Politik

Mehr als 60 Leichen in Banias Aktivisten melden Massaker

32854600ABAE27D6.jpg5440000087159654816.jpg

Auf Videoaufnahmen sollen Assad-Soldaten und getötete Bewohner von Baida bei Banias zu sehen sein.

(Foto: AP)

Im Westen Syriens werden zahlreiche Leichen gefunden. Die den Aufständischen nahestehende Beobachtungsstelle für Menschenrechte spricht von einem Massaker an den Einwohnern eines sunnitischen Stadtviertels. Bisher werden über 60 Tote gezählt, Dutzende weitere werden noch vermisst.

Die Leichen von mehr als 60 ermordeten Zivilisten sind nach Angaben von Aktivisten in einem sunnitischen Viertel der westsyrischen Stadt Banias gefunden worden. 62 Leichen seien mit ihren Namen, durch Fotos oder Videos identifiziert worden, teilte die den Aufständischen nahestehende Syrische Beobachtungsstelle für Menschenrechte mit.

Unter den Todesopfern seien 14 Kinder. Die Opferzahl könne allerdings weiter steigen, da Dutzende weitere Einwohner noch vermisst würden. Laut der Beobachtungsstelle wurden die Leichen nach einem Einsatz der syrischen Armee und alawitischen Kämpfern im Viertel Ras al-Nabaa entdeckt.

Den Angaben zufolge waren am Donnerstag in dem sunnitischen Dorf Baida am südlichen Rand von Banias mindestens 51 Menschen, überwiegend Zivilisten, getötet worden.

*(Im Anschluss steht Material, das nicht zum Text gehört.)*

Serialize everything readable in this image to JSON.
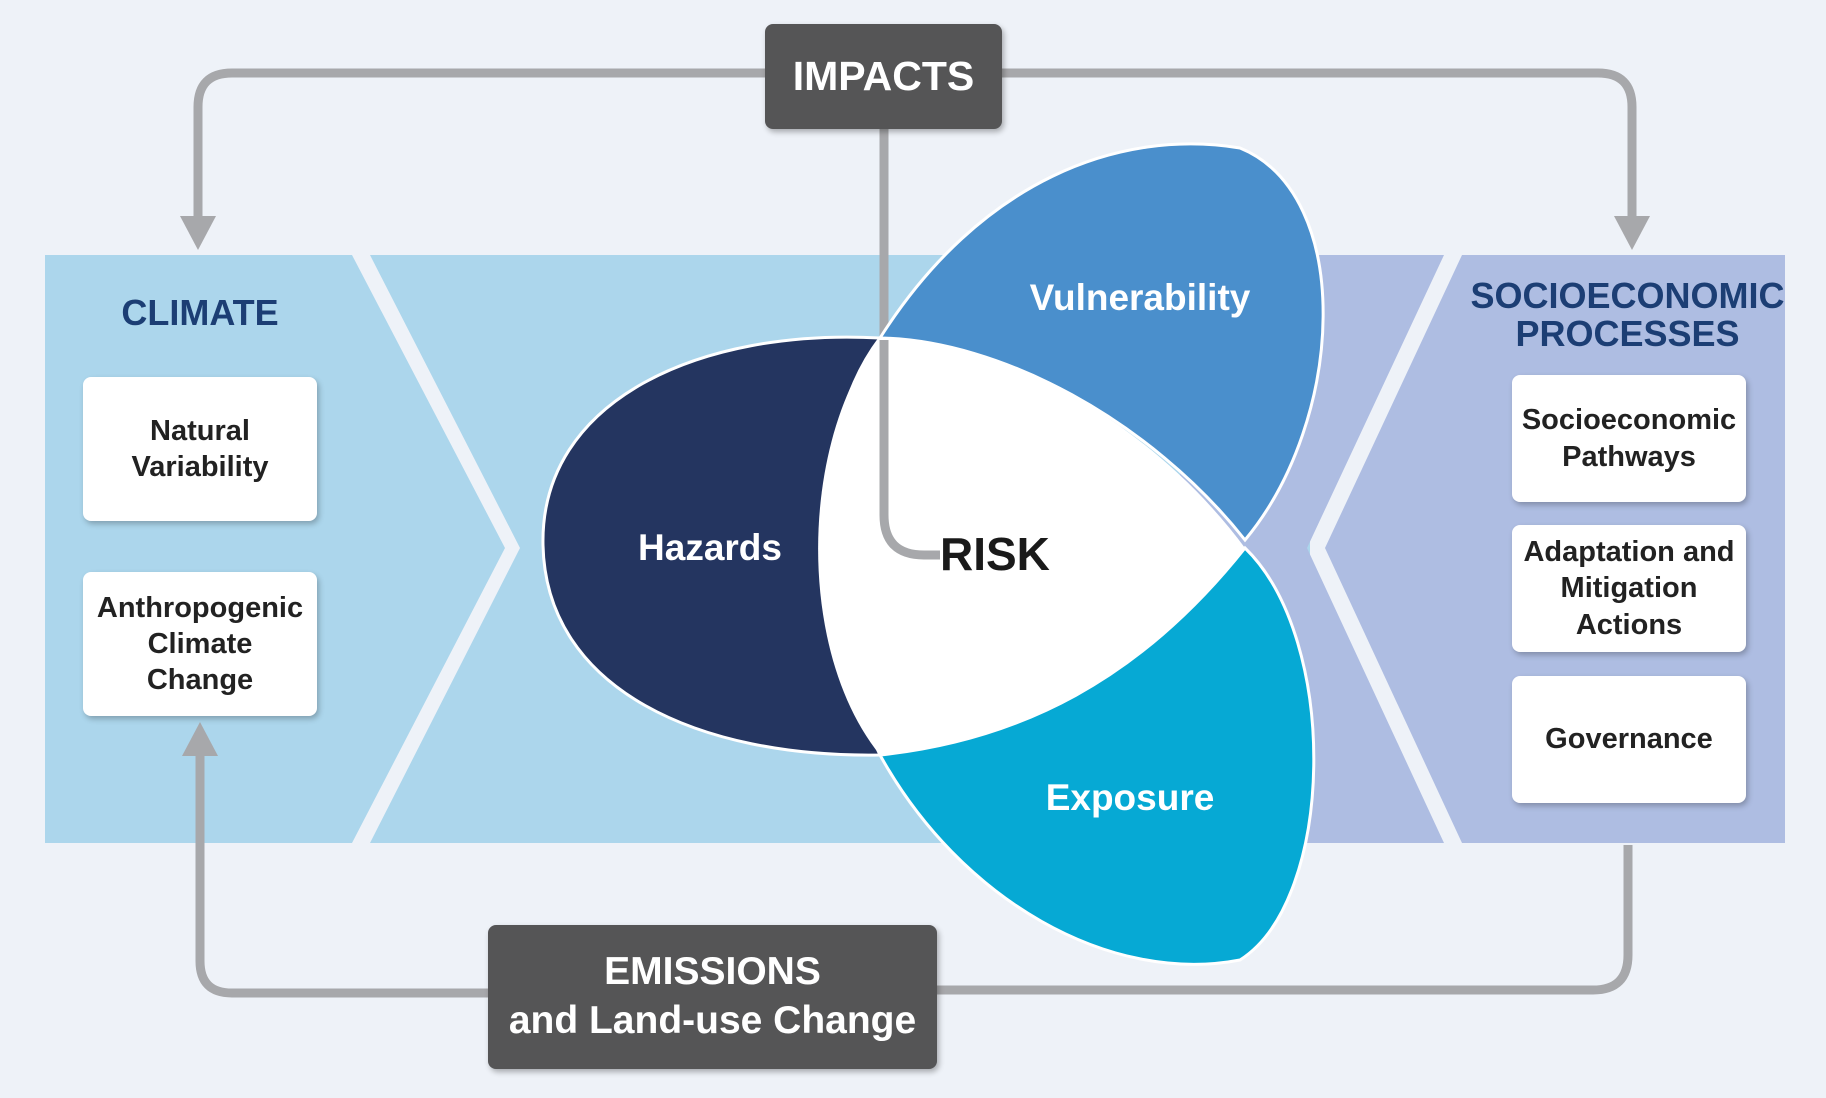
{
  "impacts": {
    "label": "IMPACTS"
  },
  "emissions": {
    "line1": "EMISSIONS",
    "line2": "and Land-use Change"
  },
  "climate": {
    "title": "CLIMATE",
    "items": [
      "Natural Variability",
      "Anthropogenic Climate Change"
    ]
  },
  "socioeconomic": {
    "title_line1": "SOCIOECONOMIC",
    "title_line2": "PROCESSES",
    "items": [
      "Socioeconomic Pathways",
      "Adaptation and Mitigation Actions",
      "Governance"
    ]
  },
  "risk": {
    "center": "RISK",
    "hazards": "Hazards",
    "vulnerability": "Vulnerability",
    "exposure": "Exposure"
  },
  "colors": {
    "background": "#eef2f8",
    "climate_panel": "#acd6ec",
    "socio_panel": "#aebde2",
    "hazards": "#243560",
    "vulnerability": "#4a8fcc",
    "exposure": "#06a9d4",
    "connector": "#a7a8ab",
    "dark_box": "#555556",
    "title_text": "#1c3e74"
  }
}
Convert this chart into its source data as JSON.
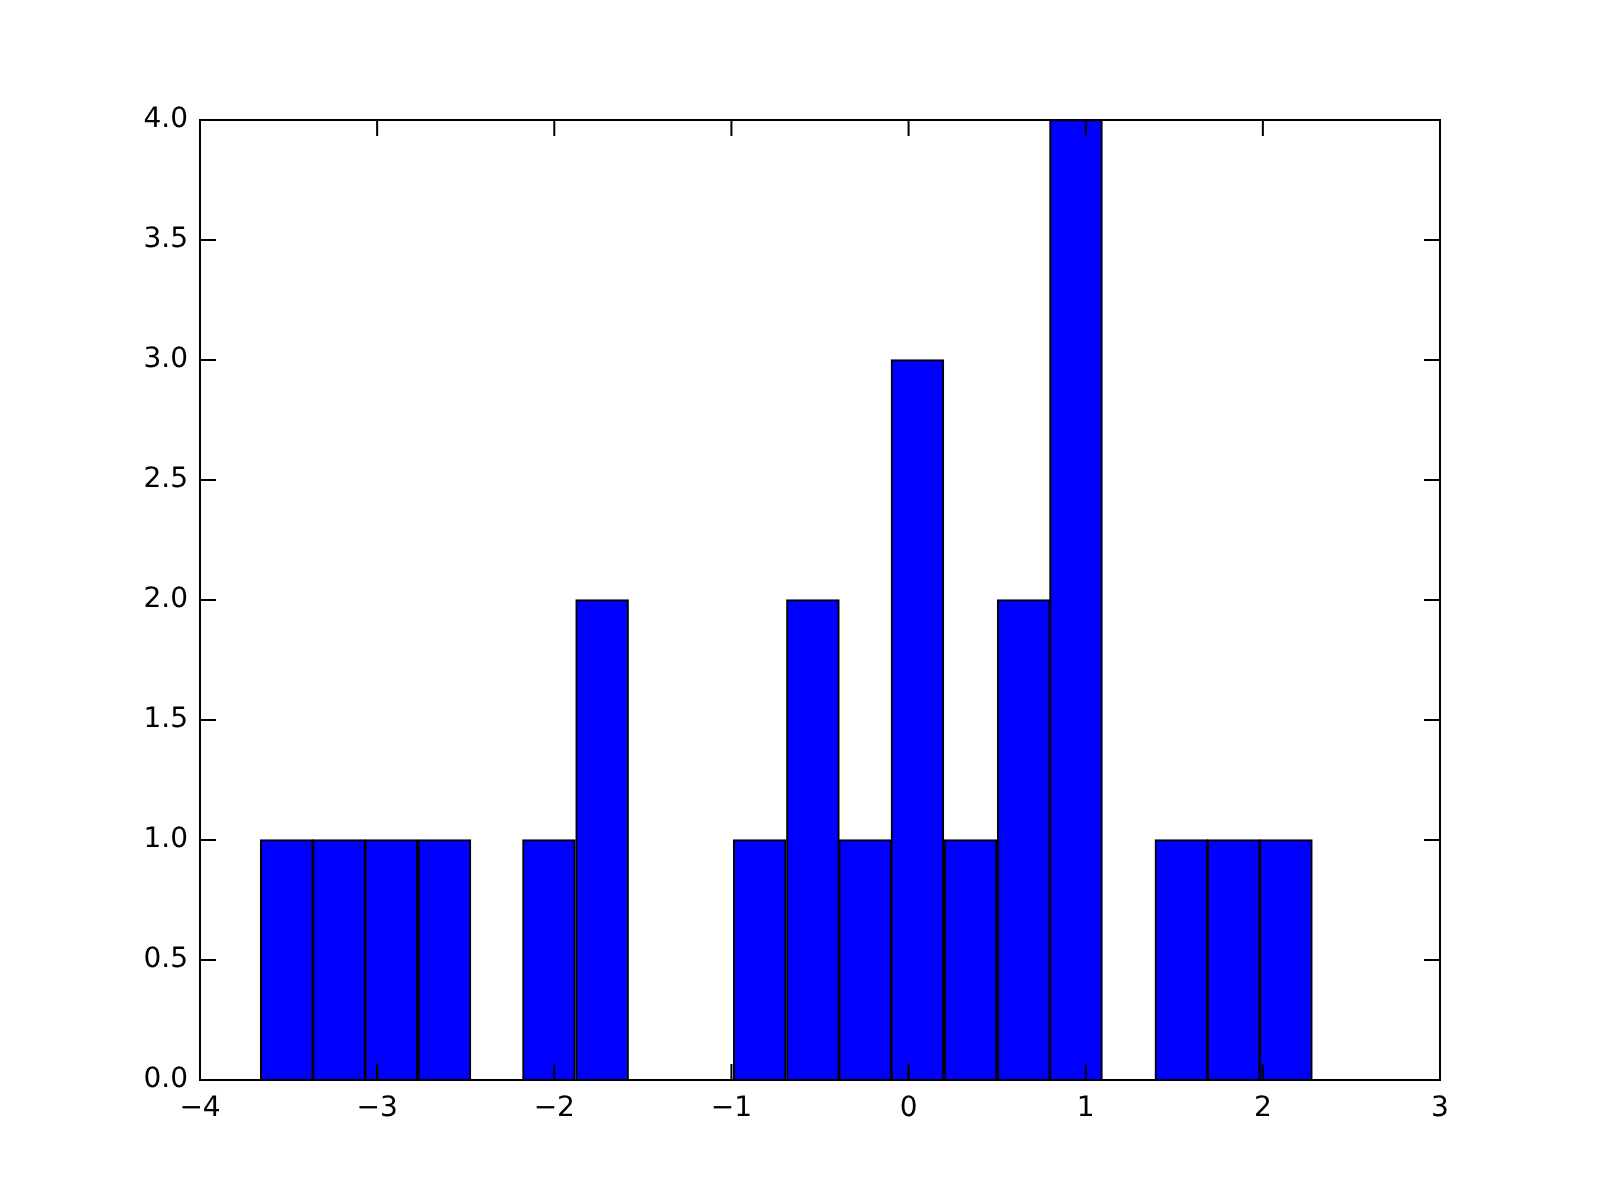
{
  "chart_data": {
    "type": "histogram",
    "color": "#0000ff",
    "bins": [
      -3.66,
      -3.36,
      -3.07,
      -2.77,
      -2.47,
      -2.18,
      -1.88,
      -1.58,
      -1.28,
      -0.99,
      -0.69,
      -0.39,
      -0.1,
      0.2,
      0.5,
      0.8,
      1.09,
      1.39,
      1.69,
      1.98,
      2.28
    ],
    "values": [
      1,
      1,
      1,
      1,
      0,
      1,
      2,
      0,
      0,
      1,
      2,
      1,
      3,
      1,
      2,
      4,
      0,
      1,
      1,
      1
    ],
    "xlim": [
      -4,
      3
    ],
    "xticks": [
      {
        "value": -4,
        "label": "−4"
      },
      {
        "value": -3,
        "label": "−3"
      },
      {
        "value": -2,
        "label": "−2"
      },
      {
        "value": -1,
        "label": "−1"
      },
      0,
      1,
      2,
      3
    ],
    "ylim": [
      0,
      4
    ],
    "yticks": [
      {
        "value": 0,
        "label": "0.0"
      },
      {
        "value": 0.5,
        "label": "0.5"
      },
      {
        "value": 1,
        "label": "1.0"
      },
      {
        "value": 1.5,
        "label": "1.5"
      },
      {
        "value": 2,
        "label": "2.0"
      },
      {
        "value": 2.5,
        "label": "2.5"
      },
      {
        "value": 3,
        "label": "3.0"
      },
      {
        "value": 3.5,
        "label": "3.5"
      },
      {
        "value": 4,
        "label": "4.0"
      }
    ],
    "grid": false
  }
}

Die Einwohner von Banias sind mehrheitlich alawitisch wie der syrische Staatschef Baschar al-Assad, die umliegenden Dörfer sind jedoch größtenteils von Sunniten bewohnt.

Die Alawiten, eine Abspaltung der schiitischen Glaubensrichtung des Islam, sind in Syrien ebenso wie die Christen eine Minderheit. Die Beobachtungsstelle stützt sich auf ein breites Netzwerk von Aktivisten und Medizinern in Syrien. Ihre Angaben können jedoch nicht unabhängig überprüft werden.